ARM voudrait plus de royalties sur ses puces

Pierre Dandumont |

La saga liée à Arm (la société à l'origine des puces ARM) continue. Après le rachat par Nvidia qui a été annulé, la compagnie devrait entrer en bourse cette année, aux États-Unis. Et dans cette optique, Arm voudrait modifier la façon dont ses clients sont facturés, selon le Financial Time.

Des royalties plus élevées

Il faut rapidement expliquer comment Arm fonctionne : la société ne vend pas directement de produits finis, elle conçoit des CPU ou des cartes graphiques (les Cortex et les Mali, par exemple) et vend les plans à des sociétés, qui payent une licence pour y avoir accès, ainsi que des royalties sur les produits vendus. Les clients en question peuvent ensuite intégrer le tout dans un système sur puce adapté à leurs besoins. C'est le fonctionnement le plus courant (nous parlerons d'Apple dans la suite) et la majorité des sociétés qui fabriquent des puces ARM passent par cette voie.

Un SoC Mediatek (Raimond Spekking, CC BY-SA 4.0)

Sans que les détails soient publics, la façon dont Arm récupère les royalties est à peu près connue. Prenons l'exemple d'une compagnie comme Mediatek : elle dispose d'une licence auprès d'Arm et obtient les plans des puces Cortex. Elle intègre ensuite le tout dans un système sur puce, qu'elle vend à ses clients pour le placer dans un smartphone. Arm récupère de l'argent à travers la licence de Mediatek mais aussi un pourcentage du prix de vente du système sur puce (1 à 2 % selon les différentes sources). Le prix de la puce en question varie évidemment, mais il est généralement lié à son âge, sa puissance, etc. Les sources indiquent que Qualcomm facture en moyenne 40 $ quand Mediatek est aux alentours de 17 $, par exemple.

Arm veut faire payer le vendeur final

Visiblement, la nouvelle méthode serait différente. Arm ferait toujours payer le concepteur du système sur puce, mais en se contentant de la licence. Les royalties, elles, seraient prélevées chez le fabricant du produit fini, en prenant en compte le prix moyen du produit. C'est une manière très différente de faire, qui risque d'amener de nombreux problèmes. Le premier est évident : les vendeurs de puces ne vont probablement pas baisser leurs prix à cause de la disparition des royalties, mais les fabricants des produits finis, eux, risquent de répercuter la hausse.

La nouvelle organisation selon le Financial Time.

Le second problème est nettement plus complexe : comment gérer le montant des royalties ? Il semble difficile de garder le même pourcentage pour toutes les puces en prenant uniquement en compte le prix du produit fini : certains fabricants installent des systèmes sur puce puissants en rognant sur d'autres points pour garder des produits avec un coût compétitif, quand d'autres préfèrent installer un système sur puce moyen mais suffisant en se concentrant sur d'autres aspects, par exemple.
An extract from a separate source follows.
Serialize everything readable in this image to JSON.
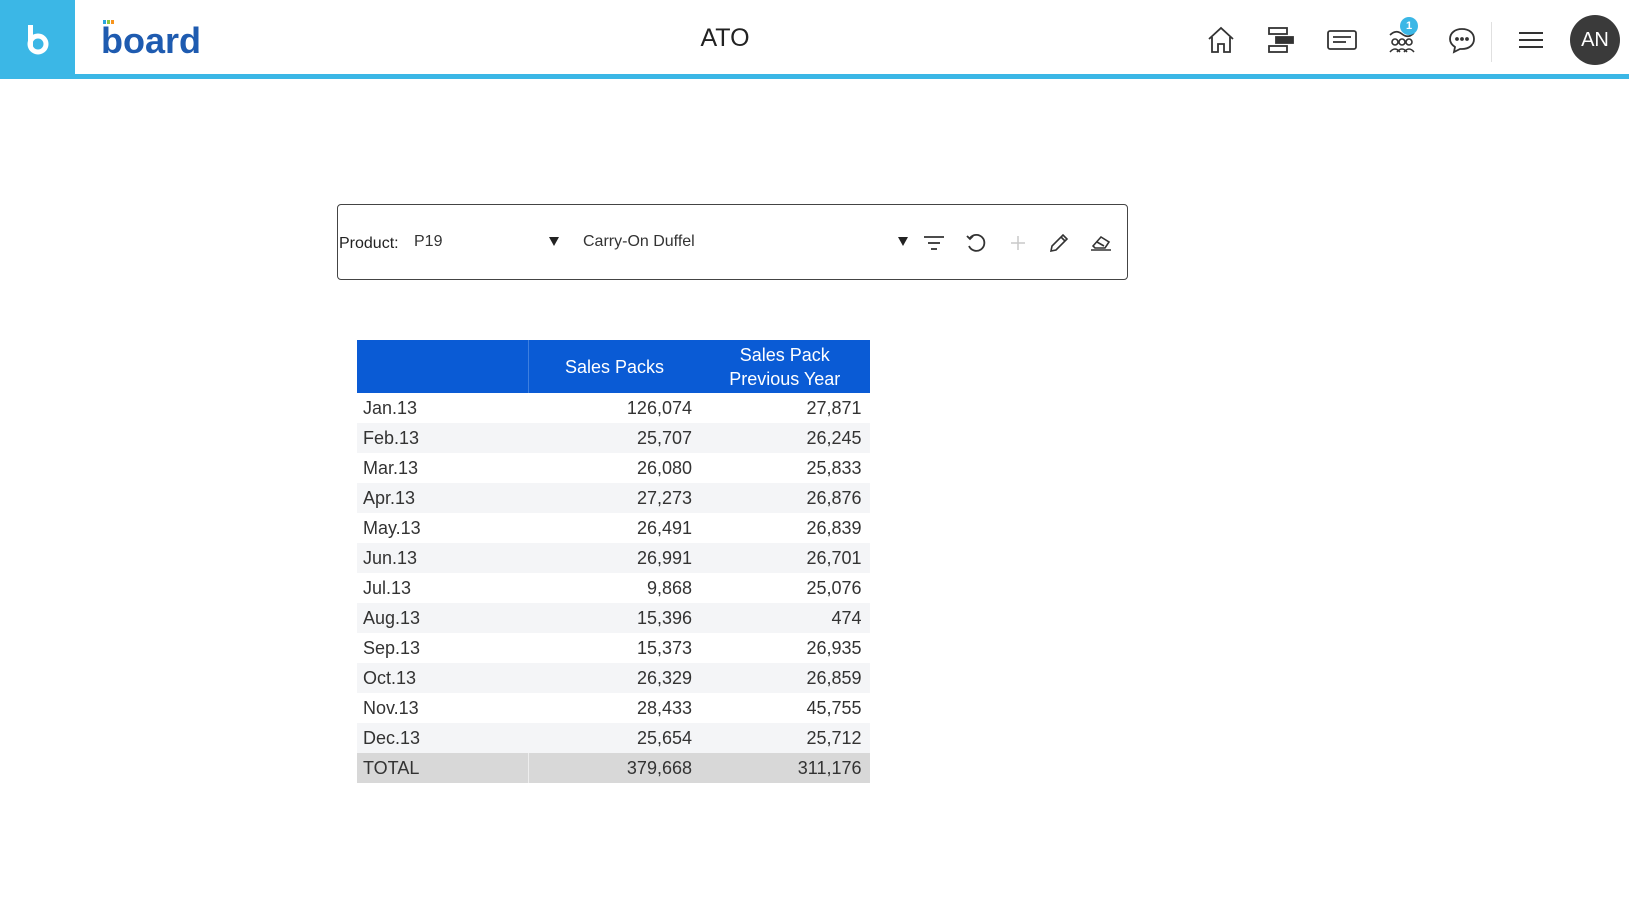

Et les royalties doivent aussi évidemment différer en fonction du produit : il semble difficile d'imaginer qu'Arm demande le même pourcentage à un fabricant de téléviseurs et à une société qui installe un système sur puce dans une clé HDMI, malgré le fait que les composants sont identiques à ce niveau. De même, certains produits intègrent parfois des dizaines de puces, ce qui risque de compliquer le calcul des royalties. Et les puces ne se limitent pas à l'électronique grand public : comment gérer les cas des voitures électriques, par exemple ?

Le problème des licences particulières

Nous en parlions au début, il existe d'autres licences. Certains constructeurs peuvent partir des plans d'un CPU en particulier et le modifier pour l'améliorer ou l'adapter à leurs besoins, comme Qualcomm a pu le faire dans une partie de ses Snapdragon. Dans d'autres cas, comme Apple (et Qualcomm et Samsung dans une certaine mesure), le client d'Arm paye une licence pour concevoir son propre CPU, ce qui élimine a priori le problème des royalties, sans que les détails soient connus, encore une fois.
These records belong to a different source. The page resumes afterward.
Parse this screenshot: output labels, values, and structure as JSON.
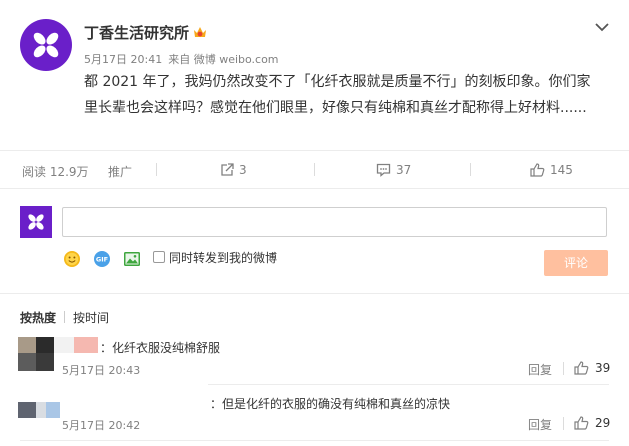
{
  "post": {
    "author": "丁香生活研究所",
    "date": "5月17日 20:41",
    "source": "来自 微博 weibo.com",
    "text": "都 2021 年了，我妈仍然改变不了「化纤衣服就是质量不行」的刻板印象。你们家里长辈也会这样吗？感觉在他们眼里，好像只有纯棉和真丝才配称得上好材料......",
    "icons": [
      "chevron-down-icon",
      "vip-badge-icon"
    ]
  },
  "actions": {
    "reads": "阅读 12.9万",
    "promote": "推广",
    "repost_count": "3",
    "comment_count": "37",
    "like_count": "145",
    "icons": [
      "share-icon",
      "comment-icon",
      "thumbs-up-icon"
    ]
  },
  "composer": {
    "also_repost_label": "同时转发到我的微博",
    "submit_label": "评论",
    "icons": [
      "emoji-icon",
      "gif-icon",
      "image-icon"
    ]
  },
  "sort": {
    "hot": "按热度",
    "time": "按时间"
  },
  "comments": [
    {
      "text": "：化纤衣服没纯棉舒服",
      "date": "5月17日 20:43",
      "reply": "回复",
      "likes": "39"
    },
    {
      "text": "：但是化纤的衣服的确没有纯棉和真丝的凉快",
      "date": "5月17日 20:42",
      "reply": "回复",
      "likes": "29"
    }
  ],
  "colors": {
    "brand_avatar": "#6a1fc9",
    "submit_bg": "#ffc09f",
    "emoji_yellow": "#f5b91a",
    "gif_blue": "#4aa1e8",
    "image_green": "#3ea63e"
  }
}
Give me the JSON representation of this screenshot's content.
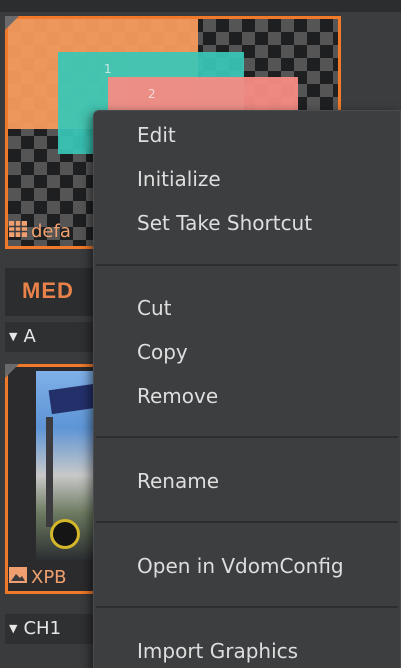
{
  "tiles": [
    {
      "label": "defa",
      "icon": "grid-icon"
    },
    {
      "label": "XPB",
      "icon": "image-icon"
    }
  ],
  "section": {
    "title": "MED"
  },
  "groups": [
    {
      "label": "A"
    },
    {
      "label": "CH1"
    }
  ],
  "layers": [
    "1",
    "2"
  ],
  "context_menu": {
    "items": [
      "Edit",
      "Initialize",
      "Set Take Shortcut",
      "Cut",
      "Copy",
      "Remove",
      "Rename",
      "Open in VdomConfig",
      "Import Graphics"
    ]
  },
  "colors": {
    "accent": "#f07a2a",
    "menu_bg": "#3d3e40",
    "menu_text": "#dedede"
  }
}
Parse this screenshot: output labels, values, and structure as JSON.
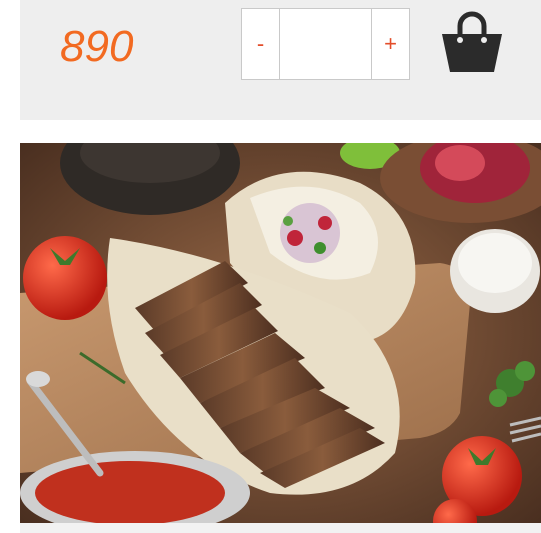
{
  "product": {
    "price": "890",
    "quantity": {
      "minus_label": "-",
      "plus_label": "+",
      "value": ""
    },
    "cart_icon": "shopping-bag-icon",
    "image_alt": "food-photo"
  },
  "colors": {
    "price": "#f26a21",
    "stepper_symbols": "#e34d2a",
    "panel_bg": "#eeeeee",
    "cart_icon": "#2b2b2b"
  }
}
Une hausse des royalties ne va pas plaire à tout le monde

Le problème, selon l'article du Financial Time, c'est que la nouvelle manière de calculer risque de plomber les comptes de certaines marques. Nos confrères citent un fabricant de smartphones chinois qui indique que le montant pourrait être plusieurs fois plus élevé qu'actuellement, ce qui serait évidemment un problème.

Et actuellement, il n'y a pas véritablement d'alternatives dans certains domaines. S'il reste possible de se tourner vers d'autres types de puces pour une partie des usages — RISC-V, par exemple nous en reparlerons bientôt —, ce n'est pas réellement le cas dans les smartphones. Pour en fabriquer un sous Android, la seule solution viable est une puce ARM. Si l'OS est compatible x86 en théorie, Intel et AMD n'ont pas de puces compétitives pour cet usage, et la version RISC-V de l'OS n'est pas attendue avant plusieurs années, sans même prendre en compte le fait que les systèmes sur puce actuels ne rivalisent absolument pas avec les ARM modernes.

Si de grosses sociétés comme Qualcomm ou Samsung pourraient se permettre de repartir vers une conception en interne — et c'est tout le sujet du procès entre Arm et Qualcomm — la majorité des sociétés qui intègrent des CPU de chez Arm n'ont pas les compétences ou le budget nécessaires. Et ils devront donc d'une façon ou d'une autre probablement gérer la hausse des royalties… en vous faisant payer la différence.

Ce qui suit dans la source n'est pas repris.